You are reviewing a 65-year-old farmer in the post-PCI clinic. He had primary angioplasty to his RCA for an inferior STEMI 3 months previously. He reports exertional breathlessness but no chest pain. His current medications are aspirin 75 mg od, clopidogrel 75 mg od, ramipril 5 mg bd, bisoprolol 5 mg od, and atorvastatin 80 mg od. On examination his BP is 110/70 mmHg and his heart rate is 60 bpm. You hear a soft pan-systolic murmur at his apex. His chest is clear and there is no pedal oedema. His ECG shows atrial fibrillation. He manages only 3 minutes on the treadmill with no chest pain or ECG changes, stopping due to breathlessness. You request an urgent echocardiogram, which demonstrates mild LV systolic dysfunction. The inferior wall is akinetic, there is some tethering of the posterior mitral valve leaflet, and as a result some mitral regurgitation (ERO = 0.2 cm2 ).

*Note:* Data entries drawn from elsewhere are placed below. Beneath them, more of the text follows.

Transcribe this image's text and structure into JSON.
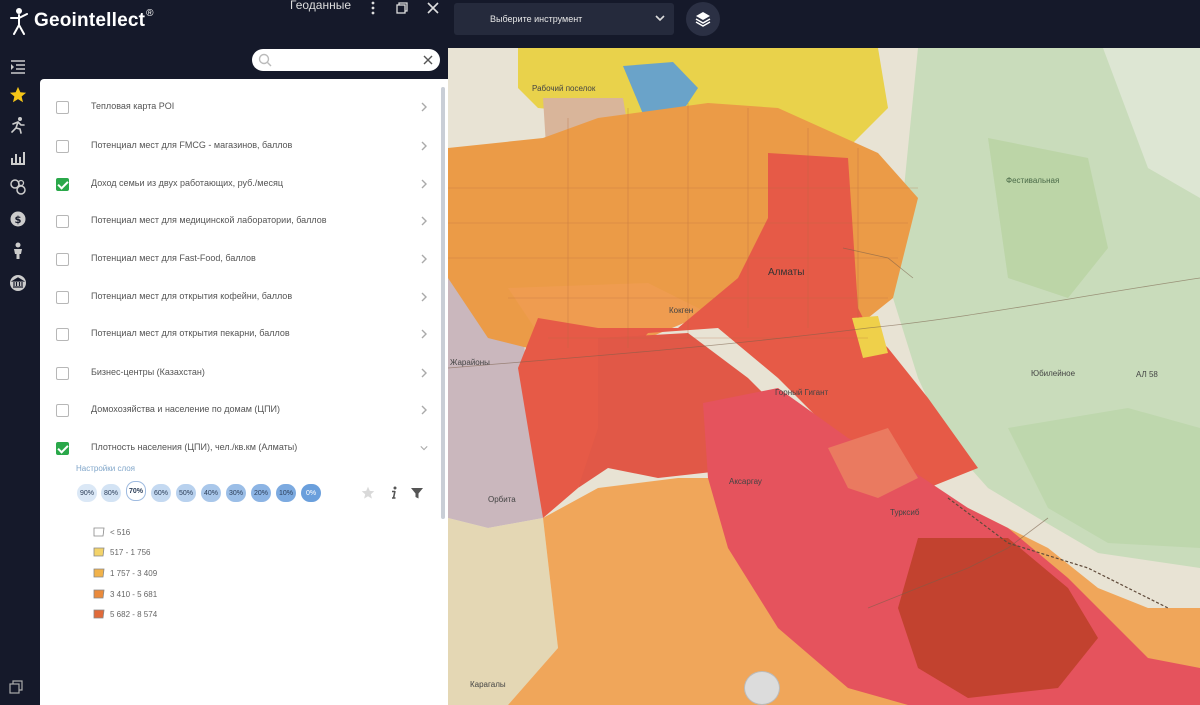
{
  "app": {
    "logo_text": "Geointellect",
    "logo_reg": "®",
    "panel_title": "Геоданные"
  },
  "toolbar": {
    "tool_select_value": "Выберите инструмент"
  },
  "search": {
    "value": ""
  },
  "layers": [
    {
      "label": "Тепловая карта POI",
      "checked": false
    },
    {
      "label": "Потенциал мест для FMCG - магазинов, баллов",
      "checked": false
    },
    {
      "label": "Доход семьи из двух работающих, руб./месяц",
      "checked": true
    },
    {
      "label": "Потенциал мест для медицинской лаборатории, баллов",
      "checked": false
    },
    {
      "label": "Потенциал мест для Fast-Food, баллов",
      "checked": false
    },
    {
      "label": "Потенциал мест для открытия кофейни, баллов",
      "checked": false
    },
    {
      "label": "Потенциал мест для открытия пекарни, баллов",
      "checked": false
    },
    {
      "label": "Бизнес-центры (Казахстан)",
      "checked": false
    },
    {
      "label": "Домохозяйства и население по домам (ЦПИ)",
      "checked": false
    },
    {
      "label": "Плотность населения (ЦПИ), чел./кв.км (Алматы)",
      "checked": true
    }
  ],
  "layer_settings": {
    "label": "Настройки слоя",
    "opacity_options": [
      "90%",
      "80%",
      "70%",
      "60%",
      "50%",
      "40%",
      "30%",
      "20%",
      "10%",
      "0%"
    ],
    "selected_opacity": "70%"
  },
  "legend": [
    {
      "label": "< 516",
      "color": "#ffffff"
    },
    {
      "label": "517 - 1 756",
      "color": "#f3d36a"
    },
    {
      "label": "1 757 - 3 409",
      "color": "#f1b24a"
    },
    {
      "label": "3 410 - 5 681",
      "color": "#ea8a3c"
    },
    {
      "label": "5 682 - 8 574",
      "color": "#e06a3a"
    }
  ],
  "map": {
    "places": [
      {
        "label": "Рабочий поселок"
      },
      {
        "label": "Алматы"
      },
      {
        "label": "Кокген"
      },
      {
        "label": "Горный Гигант"
      },
      {
        "label": "Юбилейное"
      },
      {
        "label": "Аксаргау"
      },
      {
        "label": "Орбита"
      },
      {
        "label": "Карагалы"
      },
      {
        "label": "Жарайоны"
      },
      {
        "label": "Фестивальная"
      },
      {
        "label": "Турксиб"
      },
      {
        "label": "АЛ 58"
      }
    ]
  }
}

What is the next appropriate step in his management?a. Start dabigatran
This patient has secondary MR. His recent infarct has led to alteration of his LV geometry (inferior akinesis) resulting in tethering of structurally normal MV leaflets. Ischaemic MR is a dynamic condition and its severity may vary depending upon changes in loading conditions. The ESC Guidelines published in 2012 propose that, because of their prognostic value, lower thresholds of severity using quantitative methods should be used in secondary MR. An ERO ≥20 mm2 or a regurgitant volume ≥30 mL/beat suggests severe MR. As ischaemic MR is a dynamic condition, stress testing may play a role in its evaluation. An exercise-induced increase in the ERO of ≥13 mm2 has been shown to be associated with a large increase in the relative risk of death and hospitalization for cardiac decompensation (ESC Guidelines 2012).